床に押し付けられた体も、縛り上げられた両腕も、その全てが解放されたかのような飛翔感に貫かれる。
腰がぶるぶると震えたかと思うと、それまでにない勢いで秘唇から淫らな粘液が分泌されベルの口元を汚していく。
一滴も残さず飲み干そうと吸い付いてくるベルの柔らかな唇。
その感触だけを確かなものと感じながら、ガブ子は初めての絶頂に意識をさらわれそうになる。
「おねえさま、いっちゃった?」
(い、いく……?)
朦朧とする意識の中にベルの声が滑り込んでくる。
軽く意識を失っていた間に解放されていたらしく、両腕は自由になっていた。
けれどもう抵抗する気すら起きず、左右に力なく投げ出している。
腕だけではなく、もう全身どこも動かせないほどの脱力感に包まれていた。
その中で下腹部だけがじくじくと疼くように熱を持ち、その存在を主張している。
何かが足りない。
先ほど訪れた全てが満たされたような一瞬。
けれど波が引いてしまうとあれですら何かが足りなかったような、そんな気がした。
「おねえさま、すごくエッチなおかおしてる」
笑みを含んだベルの言葉。
「だいじょうぶだよ、ちゃんとさいごまでしてあげるから」
子どもをあやすような、優しげな声音。
その時、ガブ子の視界の隅を黒くて細長いものが横切っていった。
それが少し前まで両腕を拘束していた尻尾だと理解した瞬間、今度こそ、ガブ子の意識は他に比べるもののない本当の高みへと打ち上げられる。
「は、ああ、あああああ!」
ベルの小さな体に相応しい細長い尻尾。
けれど、初めて異物を受け入れるガブ子のそこにとって、それはあまりにも強烈過ぎる存在感を有していた。

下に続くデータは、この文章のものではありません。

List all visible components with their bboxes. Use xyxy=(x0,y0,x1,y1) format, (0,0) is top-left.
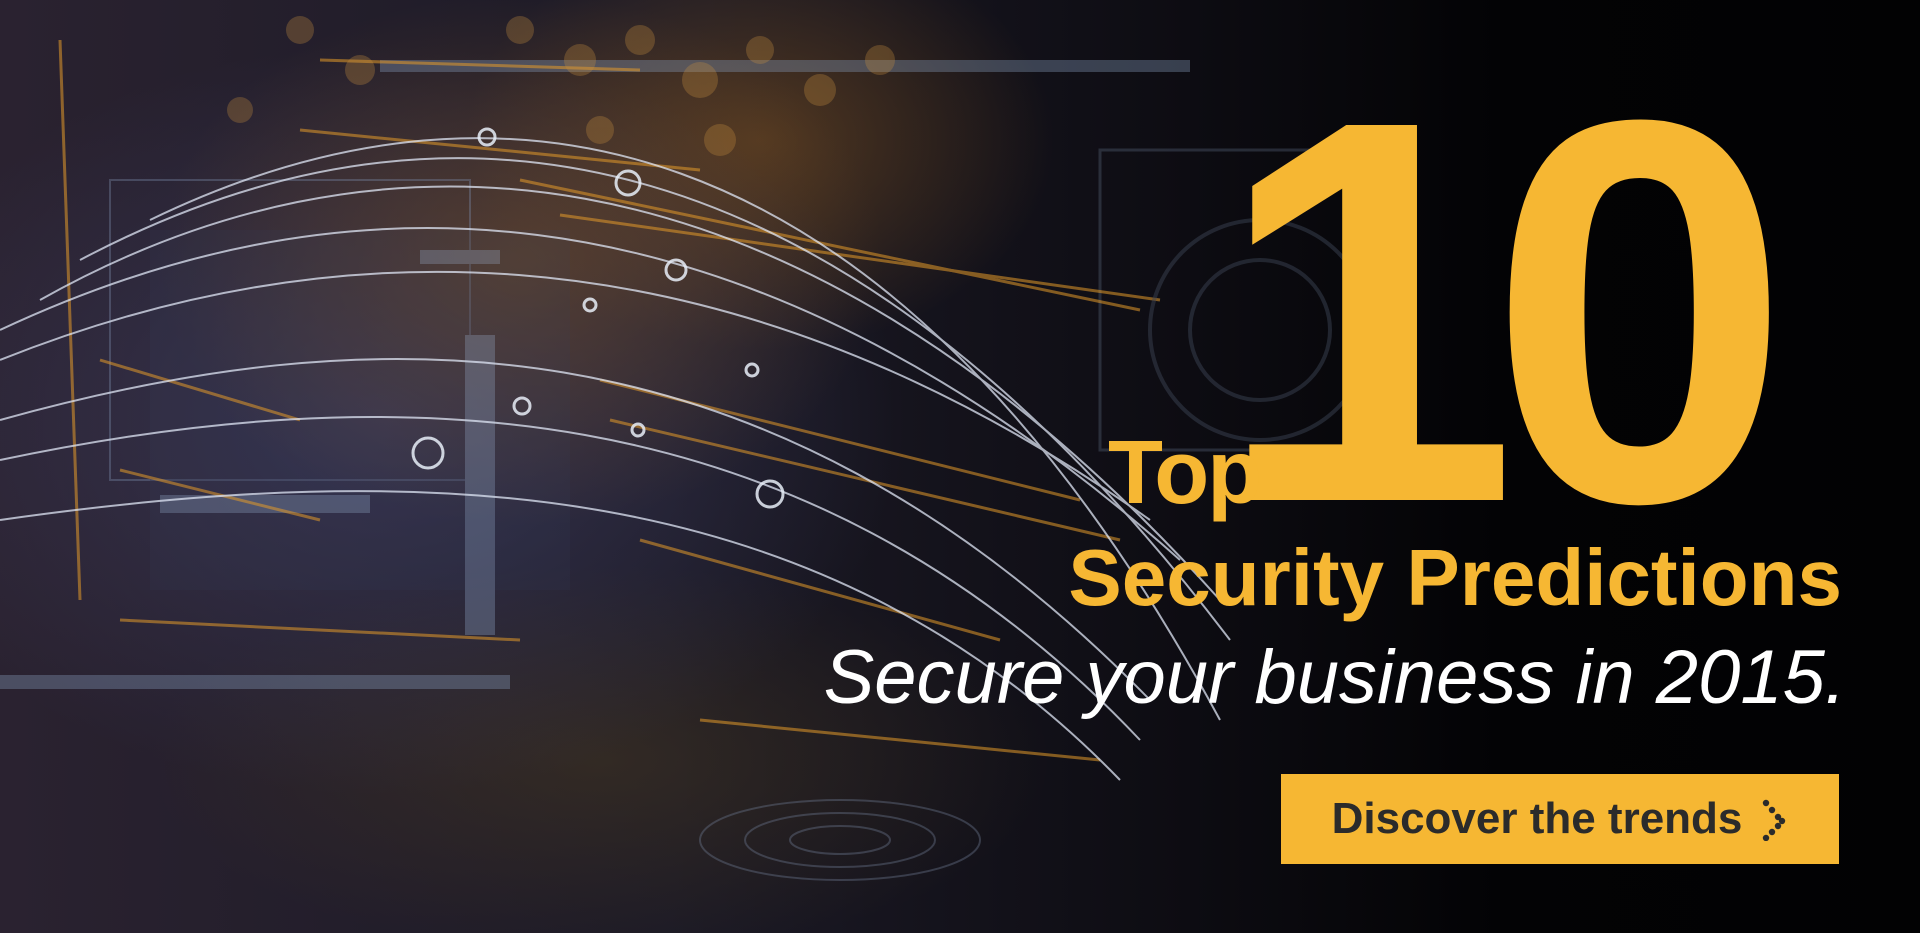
headline-number: 10 xyxy=(1215,8,1791,616)
headline-subtitle: Secure your business in 2015. xyxy=(823,635,1846,720)
discover-trends-label: Discover the trends xyxy=(1331,794,1743,843)
headline-title: Security Predictions xyxy=(1068,533,1842,622)
chevron-right-icon xyxy=(1760,797,1788,842)
discover-trends-button[interactable]: Discover the trends xyxy=(1281,774,1839,864)
headline-top-label: Top xyxy=(1108,423,1262,523)
hero-banner: 10 Top Security Predictions Secure your … xyxy=(0,0,1920,933)
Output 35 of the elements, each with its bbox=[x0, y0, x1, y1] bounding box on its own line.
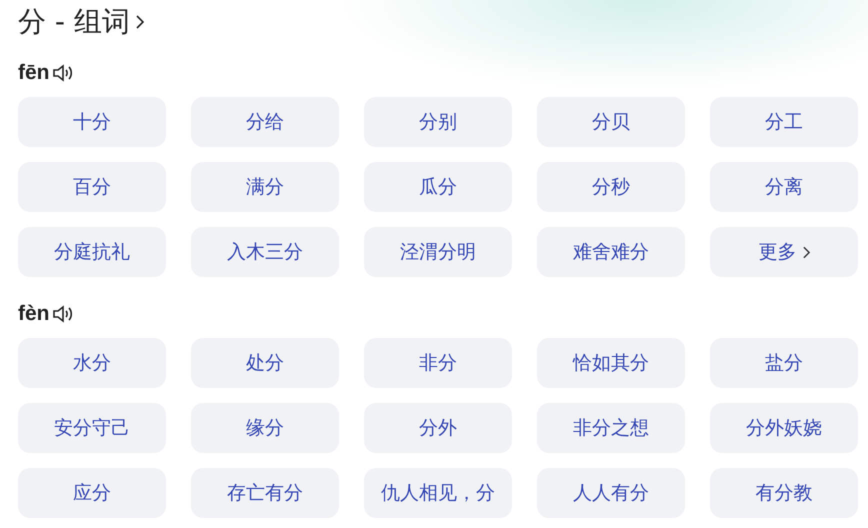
word-button[interactable]: 分外 bbox=[364, 403, 512, 453]
word-button[interactable]: 泾渭分明 bbox=[364, 227, 512, 277]
chevron-right-icon bbox=[802, 246, 810, 258]
word-button[interactable]: 分给 bbox=[191, 97, 339, 147]
word-button[interactable]: 盐分 bbox=[710, 338, 858, 388]
word-button[interactable]: 分贝 bbox=[537, 97, 685, 147]
more-button[interactable]: 更多 bbox=[710, 227, 858, 277]
word-button[interactable]: 满分 bbox=[191, 162, 339, 212]
word-button[interactable]: 安分守己 bbox=[18, 403, 166, 453]
word-button[interactable]: 非分 bbox=[364, 338, 512, 388]
word-button[interactable]: 分工 bbox=[710, 97, 858, 147]
word-button[interactable]: 十分 bbox=[18, 97, 166, 147]
word-button[interactable]: 仇人相见，分 bbox=[364, 468, 512, 518]
page-title: 分 - 组词 bbox=[18, 4, 130, 40]
word-button[interactable]: 分离 bbox=[710, 162, 858, 212]
word-button[interactable]: 百分 bbox=[18, 162, 166, 212]
word-button[interactable]: 分庭抗礼 bbox=[18, 227, 166, 277]
word-button[interactable]: 分别 bbox=[364, 97, 512, 147]
word-button[interactable]: 恰如其分 bbox=[537, 338, 685, 388]
pinyin-label: fèn bbox=[18, 301, 50, 328]
word-button[interactable]: 处分 bbox=[191, 338, 339, 388]
word-button[interactable]: 难舍难分 bbox=[537, 227, 685, 277]
word-button[interactable]: 非分之想 bbox=[537, 403, 685, 453]
word-button[interactable]: 水分 bbox=[18, 338, 166, 388]
word-button[interactable]: 瓜分 bbox=[364, 162, 512, 212]
pinyin-label: fēn bbox=[18, 60, 50, 86]
word-button[interactable]: 应分 bbox=[18, 468, 166, 518]
chevron-right-icon bbox=[136, 14, 144, 30]
word-button[interactable]: 分外妖娆 bbox=[710, 403, 858, 453]
word-button[interactable]: 存亡有分 bbox=[191, 468, 339, 518]
word-button[interactable]: 人人有分 bbox=[537, 468, 685, 518]
word-button[interactable]: 分秒 bbox=[537, 162, 685, 212]
word-button[interactable]: 有分教 bbox=[710, 468, 858, 518]
word-button[interactable]: 缘分 bbox=[191, 403, 339, 453]
word-button[interactable]: 入木三分 bbox=[191, 227, 339, 277]
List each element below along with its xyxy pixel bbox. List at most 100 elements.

閉ざされた肉洞を乱暴に割り広げられているのに、痛みのようなものはほとんど感じる暇がなかった。
唯一途中でかすかな痛みを感じもしたが、それも一瞬で大きすぎる快楽の奔流へと飲み込まれて消え去ってしまったのだ。
「おねえさま、ぎゅうぎゅうしめつけてくるよぉ」
幼貌に相応しくない恍惚とした表情を浮かべながら、ベルが尻尾を前後させる。
それに貫かれたガブ子は、数え切れない絶頂の果て、完全に意識を失うまで獣の吠声のような喘ぎを迸らせていたのだった。